The attitude prevalent in some communities of not masking or distancing defies all logic, not to mention chilul Hashem. On my walk home from shul over Shabbos, I peered into one of the house-based shuls (I emphatically do not mean “Rabbi Wiesel’s”) and I saw that not one person was masked in the very crowded minyan. Young and old alike. I wish the rabbanim of that community would say something – anything.

I have received reports that many of the lulav-and-esrog sellers on Main Street do not mask. When asked to do so, they respond with chutzpah. It’s enough that they leave the street filthy with litter, but now they are help spreading disease. You can do your part: Do not buy an esrog set from any merchant not masked!

A chasidishe cousin of mine, who himself was on a respirator in NYU hospital for two long weeks back in April, told me that it is silly to listen to the “despised Mayor de Blasio or Governor Cuomo” now. “They will not dictate to us how we go dressed or if we open our yeshivos!”

I am no fan of either the mayor or the governor. But that is not relevant. We have to listen to the government when it is trying to prevent us from dying. I asked my Satmar-adoring cousin (whom I really happen to like) why it is that the Satmar Rebbe, Rav Yoel Teitelbaum zt”l, argued in his classic work VaYoel Moshe, based on the Gemara in K’subos, that the Jews had no right to rebel against the will of gentile governments in order to build a State of Israel, yet with this disease they are so defiant against the government. He wasn’t expecting that question, so I am still waiting for an answer.

At one point in the Kol Nidrei evening davening, we say out loud, “S’lach na, tefesh tiflus rish’ei amecha – Please forgive the folly of your people’s evildoers.” I guess we can at least conclude that we Jewish people are not evil – just very silly sometimes. But silliness can be wicked.

So, please, be smart. Don’t think about you. Think about me and the thousands like me who simply do not want to get sick.
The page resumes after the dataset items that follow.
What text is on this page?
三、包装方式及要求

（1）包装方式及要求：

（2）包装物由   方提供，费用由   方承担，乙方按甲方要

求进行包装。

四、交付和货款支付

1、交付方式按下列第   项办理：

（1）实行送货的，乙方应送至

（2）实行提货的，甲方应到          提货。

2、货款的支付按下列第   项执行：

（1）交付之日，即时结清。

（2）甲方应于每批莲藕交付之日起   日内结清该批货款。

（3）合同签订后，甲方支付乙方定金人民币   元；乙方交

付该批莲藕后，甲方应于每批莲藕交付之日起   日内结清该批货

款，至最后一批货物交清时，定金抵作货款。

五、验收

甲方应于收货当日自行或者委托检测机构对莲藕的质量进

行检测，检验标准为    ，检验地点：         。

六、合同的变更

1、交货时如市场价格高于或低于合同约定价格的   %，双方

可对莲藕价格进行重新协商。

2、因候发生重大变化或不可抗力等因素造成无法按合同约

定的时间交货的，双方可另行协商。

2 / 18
For many, the disease can immediately become life-threatening. Also, think about Hashem, too. I don’t think He enjoys seeing his name besmirched on the media or in professional circles.


Rabbi Yoel Schonfeld is the Rabbi of the Young Israel of Kew Gardens Hills, Vice President of the Coalition for Jewish Values, former President of the Vaad Harabonim of Queens, and the Rabbinic Consultant for the Queens Jewish Link.